EPILOG

8.4K 554 32
                                    

Langkah Juna berhenti tepat di depan mading. Kepalanya menengok ke samping dimana lorong sekolah itu sepi. Lalu cowok tengil yang seragamnya sudah tidak rapi lagi itu menghela nafas lega.

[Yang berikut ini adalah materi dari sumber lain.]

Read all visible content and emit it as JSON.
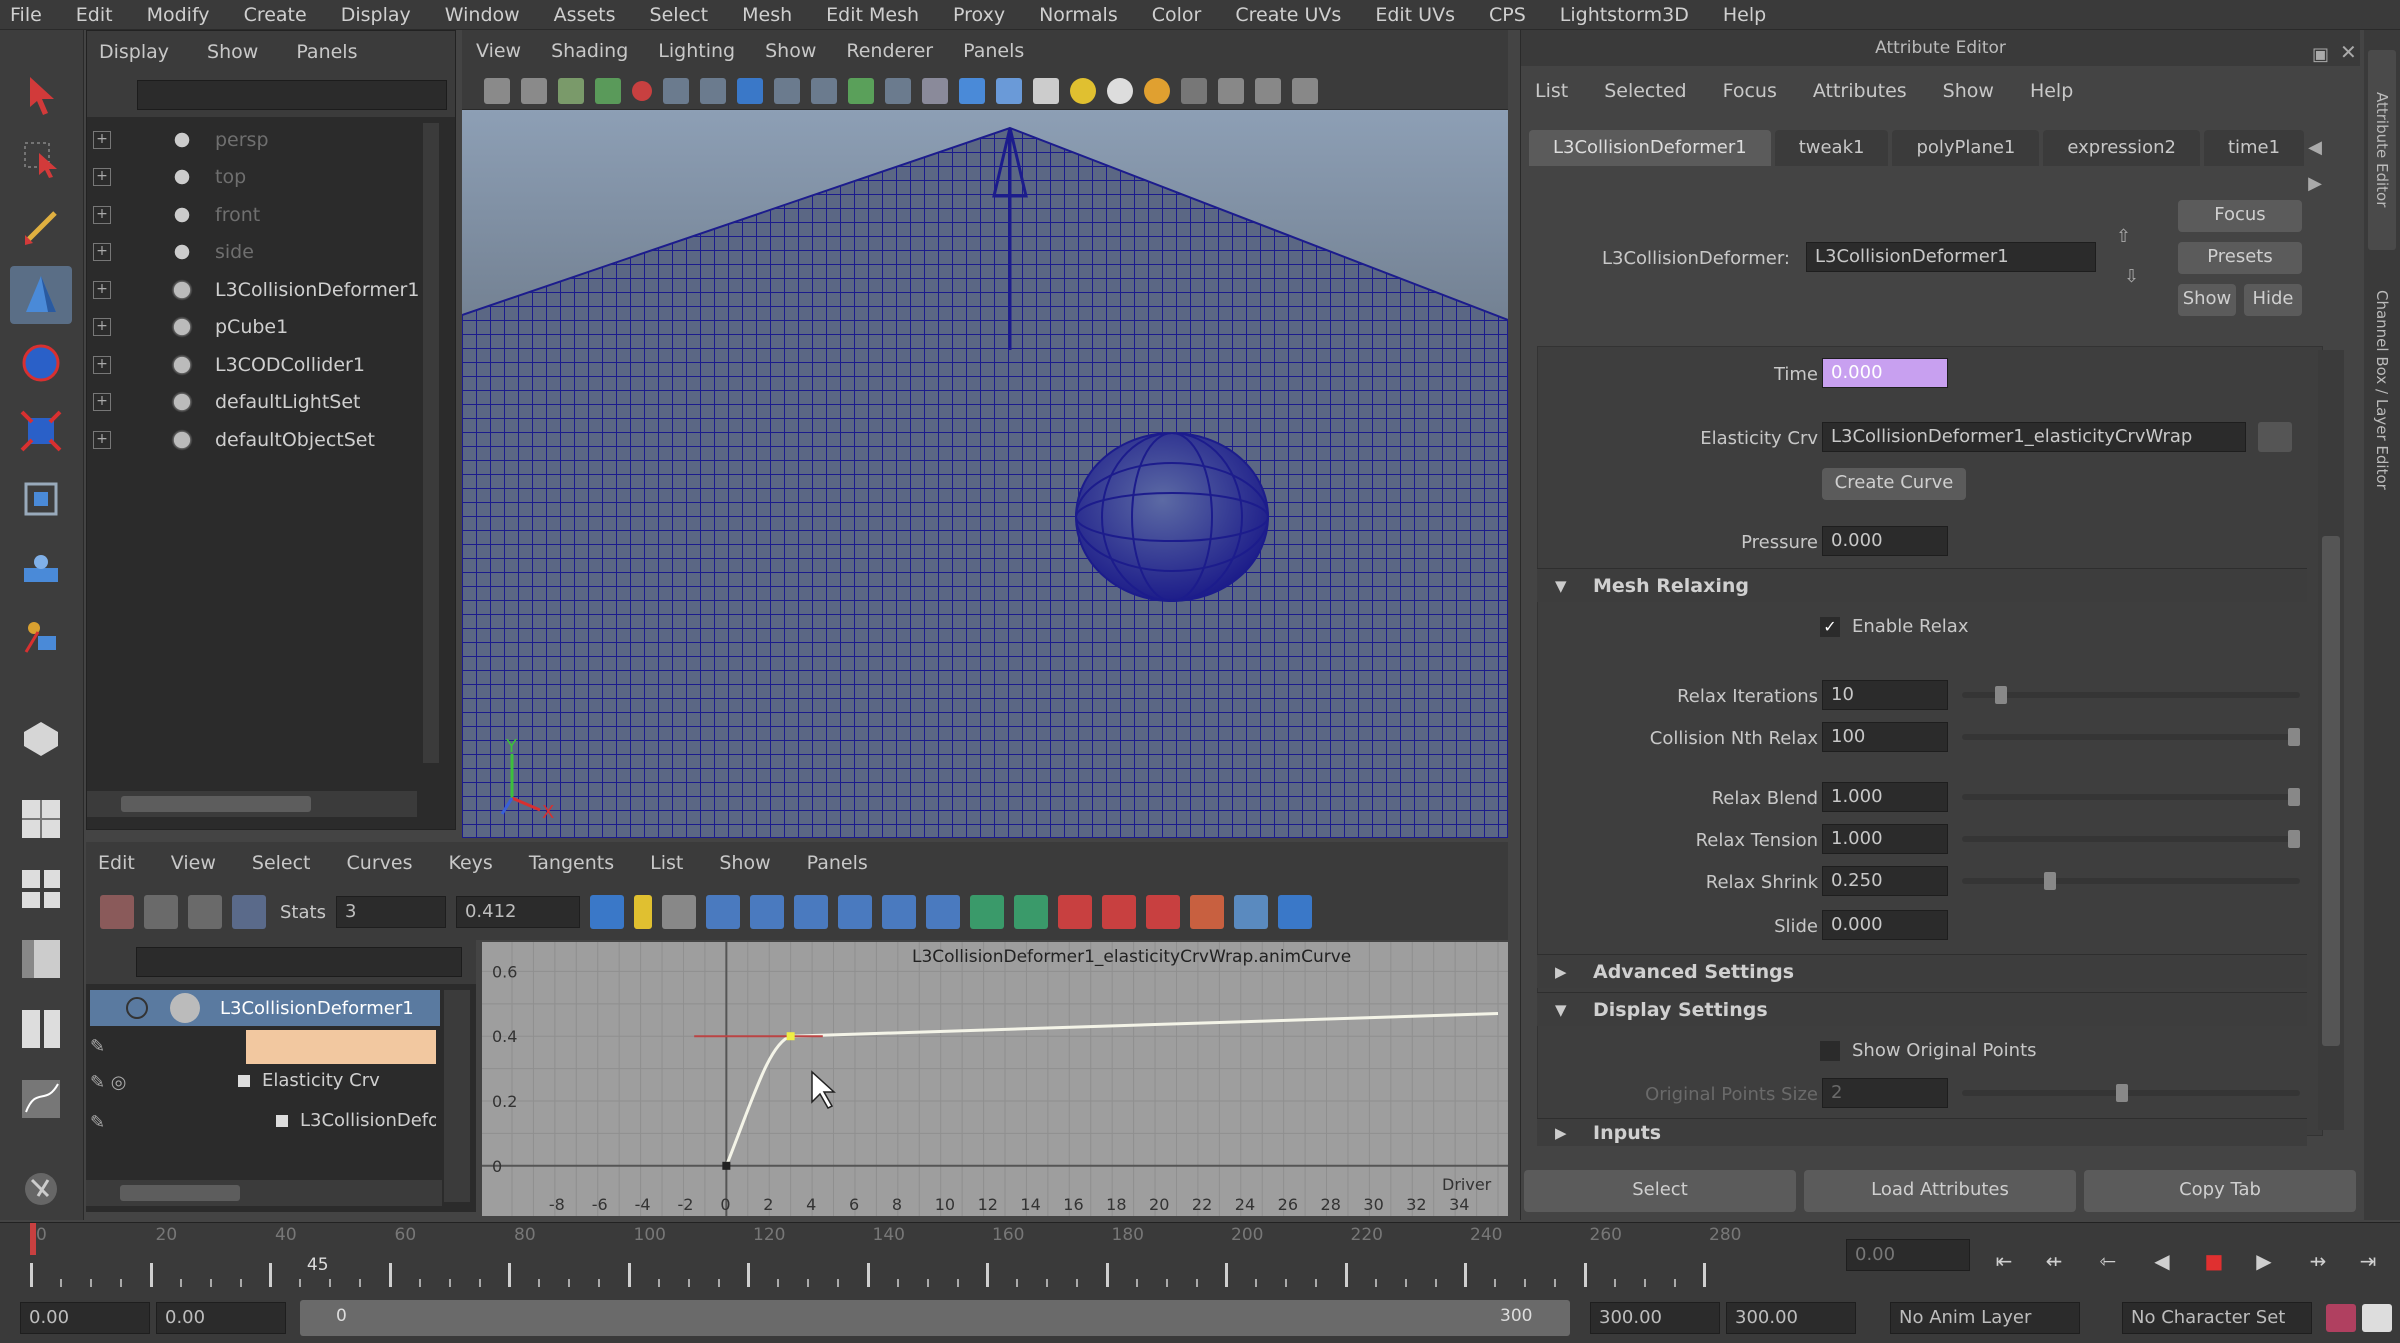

Selamet,Pak Yusuf nggak ngejar gue

Dirasa keadaan sudah aman, Juna kembali melangkah bermaksud menuju belakang kantin untuk sekedar bobo-bobo ganteng, tapi tatapannya malah berhenti pada sosok seorang cewek berkuncir kuda berjalan di lorong depan memunggunginya. Senyum sumringah langsung terpatri di bibir Juna. Kakinya menghentak senang. Dia tahu gerangan siapa si gadis bertubuh mungil tersebut.

"Diandra!!"

Yang dipanggil, menoleh. Seperti ada gerakan lambat yang ditangkap Juna, bak film-film picisan di bioskop. Mendapati Diandra yang menatap balik ke arahnya, kemudian lambat laun tersenyum manis. Menyapanya di ujung lorong sekolah.

"Hai, Juna."

Juna berlari kecil penuh semangat menuju ke arah Diandra. Senyum ala cowok yang ingin mendekati lawan jenis. Sungguh, Juna menikmati perasaan ini.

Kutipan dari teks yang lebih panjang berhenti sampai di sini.